Первые британские проконсулы поздравляли себя с тем, что им удалось установить в Иерусалиме порядок. В июне 1925 года Сэмюэл вернулся в Лондон, заявив с поистине олимпийской уверенностью: «Дух беззакония обуздан». Конечно, это была иллюзия. Годом позже Сторрз и вовсе покинул мирный, похорошевший город ради того, чтобы стать губернатором Кипра, а впоследствии Северной Родезии, хотя до конца дней своих и вздыхал, что «после Иерусалима уже не может быть продвижения по службе». Новым верховным комиссаром назначили виконта Пламера, фельдмаршала с моржовыми усами, которого за глаза звали Старой сливой или Папашей Пламером. Из-за сокращения финансирования Пламеру приходилось поддерживать порядок в городе с помощью значительно меньшего числа солдат, нежели было в распоряжении Сэмюэла. Но он излучал обнадеживающее спокойствие, прогуливаясь без охраны по улицам Иерусалима. Когда чиновники сообщали ему об опасных признаках напряжения политической обстановки, он отмахивался: «Нет никакой политической обстановки. И не надо создавать ее!»
Но совсем скоро, как раз когда Старая слива был отправлен в отставку по состоянию здоровья, а новый комиссар еще не прибыл в Иерусалим, выяснилось, что политическая обстановка таки наличествует. В канун Йом-Кипура 1928 года шамес (служитель синагоги) по имени Ноа Гладстон установил у Западной стены небольшую перегородку, чтобы, в соответствии с иудейским законом, разделить молящихся мужчин и женщин. В прежние годы небольшие перегородки и стулья для пожилых верующих также не раз ставились у стены в этот важный день. Но на этот раз муфтий заявил, что евреи нарушили существующий статус-кво.
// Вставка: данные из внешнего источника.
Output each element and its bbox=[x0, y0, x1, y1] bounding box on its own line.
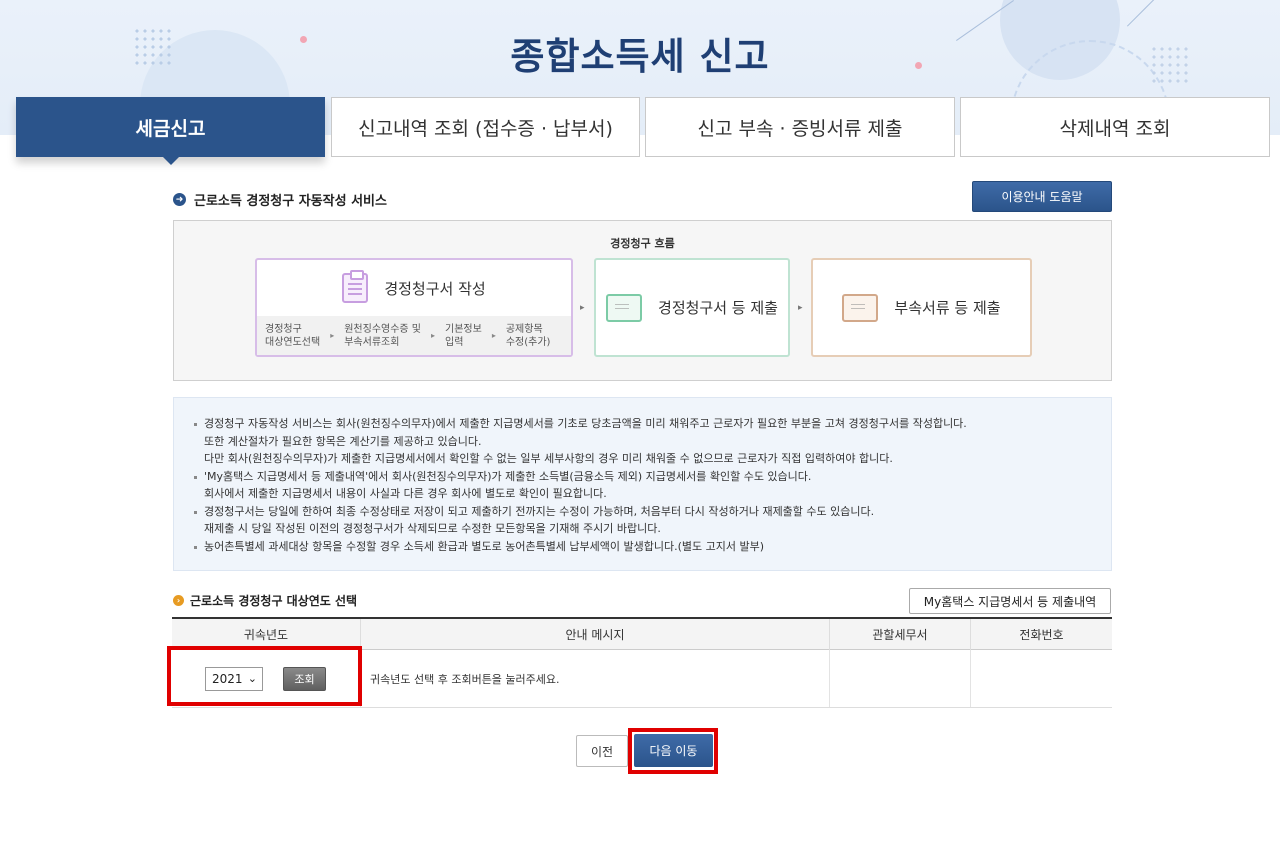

Мусульмане верили, что именно у Стены Мухаммед привязал своего волшебного коня аль-Бурака во время Ночного путешествия в Иерусалим, и еще в XIX веке османы использовали примыкающий к стене туннель в качестве стойла для ослов. Формально Стена принадлежала не евреям, а мусульманскому вакфу Абу Майдан, учрежденному еще Афдалем, сыном Саладина. То есть она была «исключительно мусульманской собственностью». Мусульмане опасались, что свободный доступ иудеев к Стене рано или поздно закончится возведением Третьего Храма на месте исламских святынь. С другой стороны, Западная Стена оставалась самым святым местом для иудаизма, и палестинские евреи были убеждены, что различные британские ограничения — и теснота пространства, разрешенного для молитвы у стены, и даже запрет трубить в рог (шофар) в День искупления и в дни еврейского Нового года — все это просто-напросто продолжение многовековых мусульманских репрессий, лишь подтверждающих необходимость сионизма.